Opening a file-handle in a program is a little different than opening a document in a Word Processor. It's more like opening a book. To read or write you have to use your eyes (consuming the data) or a pencil (producing the data).
Since you have the files open, you need to read data from the first file and write it to the second file. Something like:
size_t nread;
do {
nread = fread(msg, 1, 1024, old_file);
fwrite(msg, 1, nread, new_file);
} while(nread != 0);
Or
int nread;
do {
nread = fgets(msg, 1023, old_file);
fputs(msg, new_file);
} while (nread > 0);
Or even just a char at a time.
int c;
while ( (c=fgetc(old_file)) != EOF) {
fputc(c, new_file);
}
Also, you're not prepending the "./" to the second file. Not sure if that's important, but you did it to the first file.

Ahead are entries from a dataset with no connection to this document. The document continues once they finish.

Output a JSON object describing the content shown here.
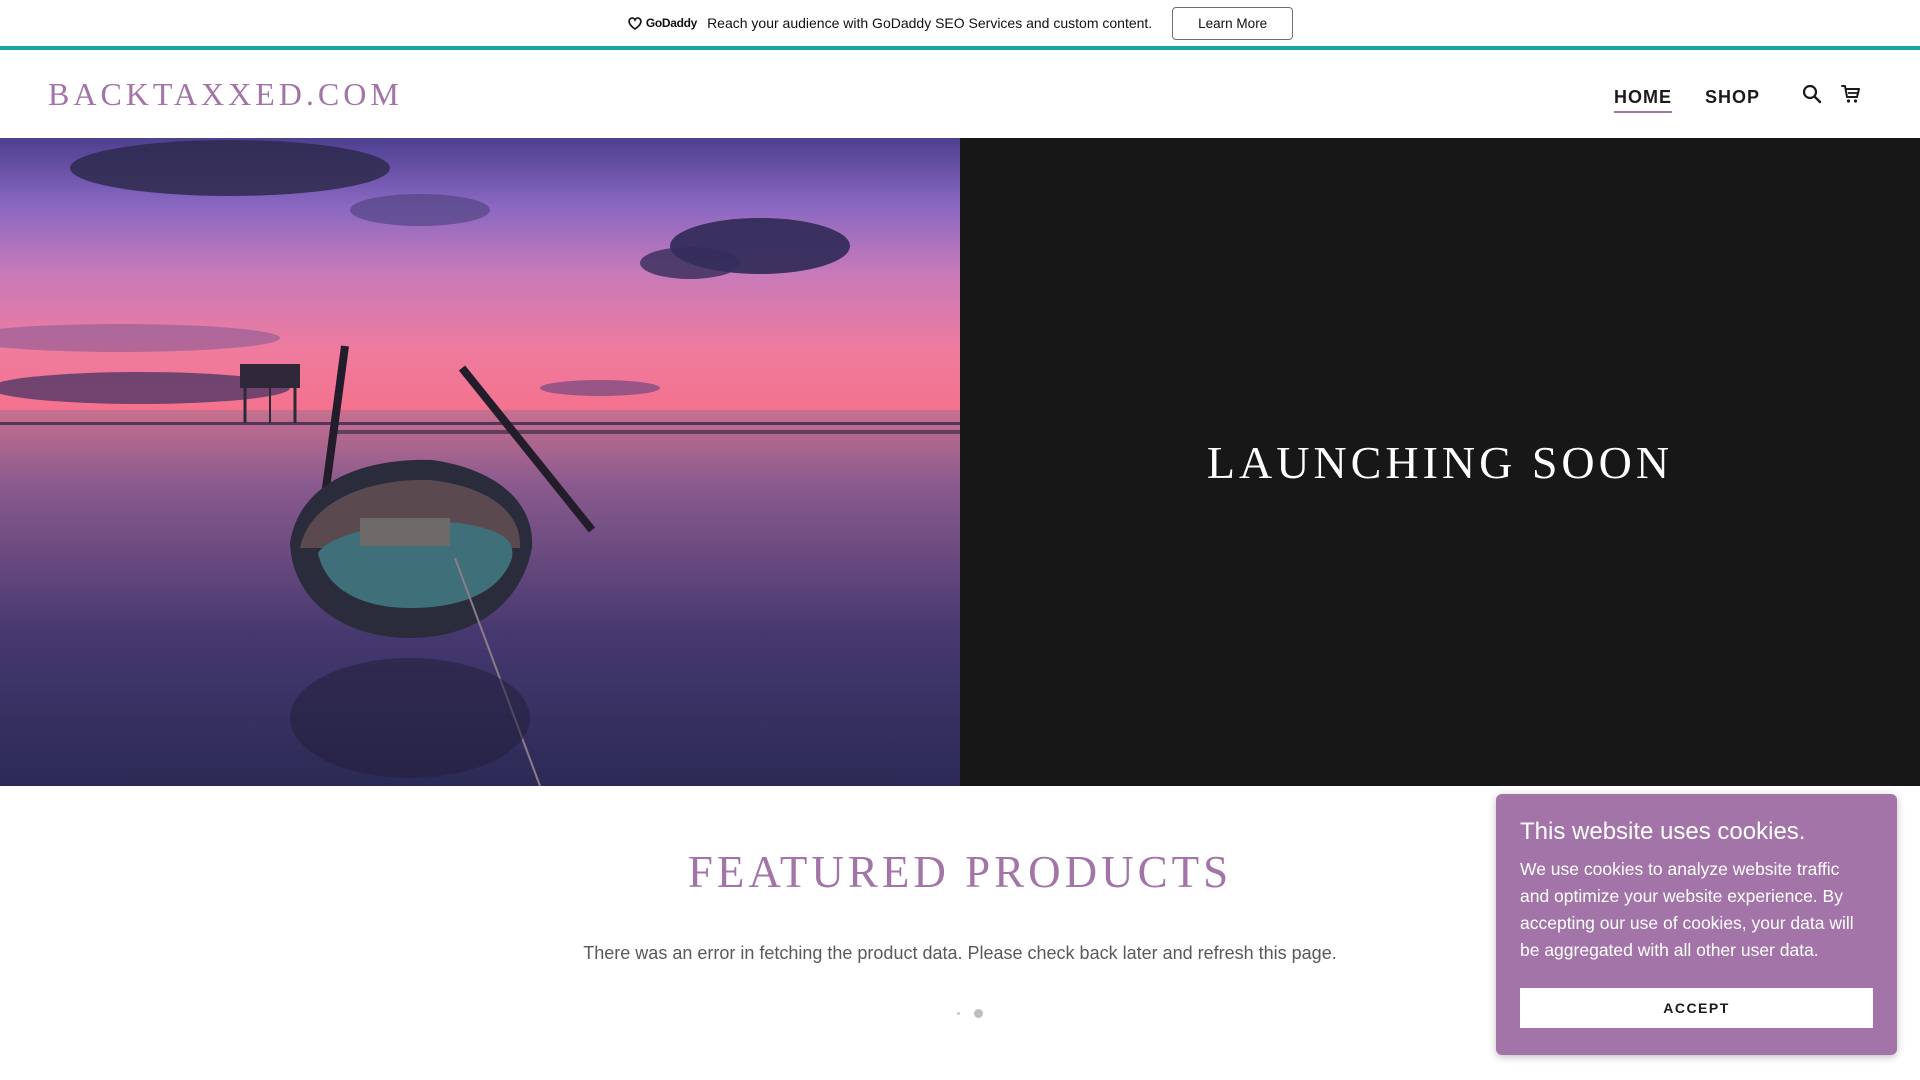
{
  "promo": {
    "brand": "GoDaddy",
    "text": "Reach your audience with GoDaddy SEO Services and custom content.",
    "button_label": "Learn More",
    "accent_line_color": "#1ba4a6"
  },
  "header": {
    "site_title": "BACKTAXXED.COM",
    "nav": [
      {
        "label": "HOME",
        "active": true
      },
      {
        "label": "SHOP",
        "active": false
      }
    ],
    "icons": [
      "search-icon",
      "cart-icon"
    ]
  },
  "hero": {
    "heading": "LAUNCHING SOON",
    "image": "sunset-boat-on-lake"
  },
  "featured": {
    "title": "FEATURED PRODUCTS",
    "message": "There was an error in fetching the product data. Please check back later and refresh this page."
  },
  "cookie": {
    "title": "This website uses cookies.",
    "body": "We use cookies to analyze website traffic and optimize your website experience. By accepting our use of cookies, your data will be aggregated with all other user data.",
    "button_label": "ACCEPT"
  },
  "colors": {
    "accent": "#a374a8",
    "hero_dark": "#171717",
    "teal": "#1ba4a6"
  }
}
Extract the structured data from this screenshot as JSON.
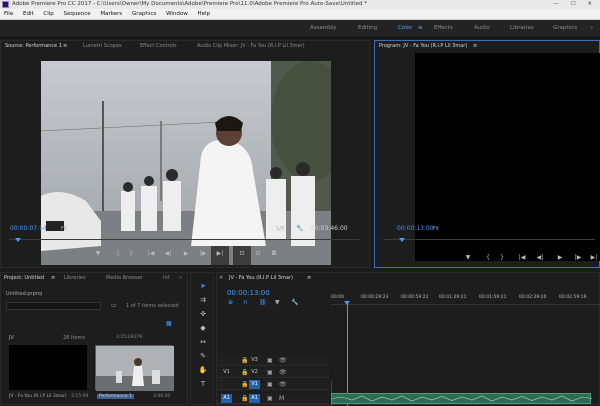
{
  "window": {
    "title": "Adobe Premiere Pro CC 2017 - C:\\Users\\Owner\\My Documents\\Adobe\\Premiere Pro\\11.0\\Adobe Premiere Pro Auto-Save\\Untitled *",
    "controls": "— ☐ ✕"
  },
  "menu": [
    "File",
    "Edit",
    "Clip",
    "Sequence",
    "Markers",
    "Graphics",
    "Window",
    "Help"
  ],
  "workspaces": {
    "items": [
      "Assembly",
      "Editing",
      "Color",
      "Effects",
      "Audio",
      "Libraries",
      "Graphics"
    ],
    "active": "Color",
    "active_menu": "≡",
    "more": "»"
  },
  "source_monitor": {
    "tabs": [
      "Source: Performance 1",
      "Lumetri Scopes",
      "Effect Controls",
      "Audio Clip Mixer: JV - Fa You (R.I.P Lil 3mar)"
    ],
    "tab_menu": "≡",
    "timecode": "00:00:07:14",
    "fit": "Fit",
    "resolution": "1/8",
    "duration": "00:03:46:00"
  },
  "program_monitor": {
    "tab": "Program: JV - Fa You (R.I.P Lil 3mar)",
    "tab_menu": "≡",
    "timecode": "00:00:13:00",
    "fit": "Fit"
  },
  "transport": {
    "marker": "▼",
    "mark_in": "{",
    "mark_out": "}",
    "go_in": "|◀",
    "step_back": "◀|",
    "play": "▶",
    "step_fwd": "|▶",
    "go_out": "▶|",
    "insert": "⊡",
    "overwrite": "⊟",
    "export": "◘",
    "lift": "⊐",
    "extract": "⊏"
  },
  "project_panel": {
    "tabs": [
      "Project: Untitled",
      "Libraries",
      "Media Browser",
      "Inf"
    ],
    "tab_menu": "≡",
    "more": "»",
    "file": "Untitled.prproj",
    "selection": "1 of 7 items selected",
    "search_placeholder": "",
    "items": [
      {
        "name": "JV",
        "meta": "28 Items"
      },
      {
        "name": "",
        "meta": ""
      }
    ],
    "bottom": [
      {
        "name": "JV - Fa You (R.I.P Lil 3mar)",
        "duration": "3:15:09"
      },
      {
        "name": "Performance 1",
        "duration": "3:46:00"
      }
    ],
    "thumb_duration": "3:15:29479"
  },
  "timeline": {
    "tab": "JV - Fa You (R.I.P Lil 3mar)",
    "tab_menu": "≡",
    "close": "✕",
    "timecode": "00:00:13:00",
    "ruler": [
      "00:00",
      "00:00:29:23",
      "00:00:59:22",
      "00:01:29:21",
      "00:01:59:21",
      "00:02:29:20",
      "00:02:59:19"
    ],
    "tracks": [
      {
        "target": "",
        "name": "V3"
      },
      {
        "target": "V1",
        "name": "V2"
      },
      {
        "target": "",
        "name": "V1"
      },
      {
        "target": "A1",
        "name": "A1"
      }
    ]
  },
  "colors": {
    "accent": "#3f9bff",
    "active_track": "#2361a8",
    "panel": "#1d1d1d",
    "audio_clip": "#2e6b55"
  }
}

Also, you should use fopen
on new_file. freopen
isn't wrong per se, but it's weird and will confuse others (including me).
The freopen() function opens the file whose name is the string pointed to by path and associates the stream pointed to by stream with it. The original stream (if it exists) is closed. The mode argument is used just as in the fopen() function. src:manpage
So, it will open the stream as you wish, but it destroys stdout when it does this. So your program cannot do normal output anymore. This may not be important, but then there doesn't appear to be any real advantage either.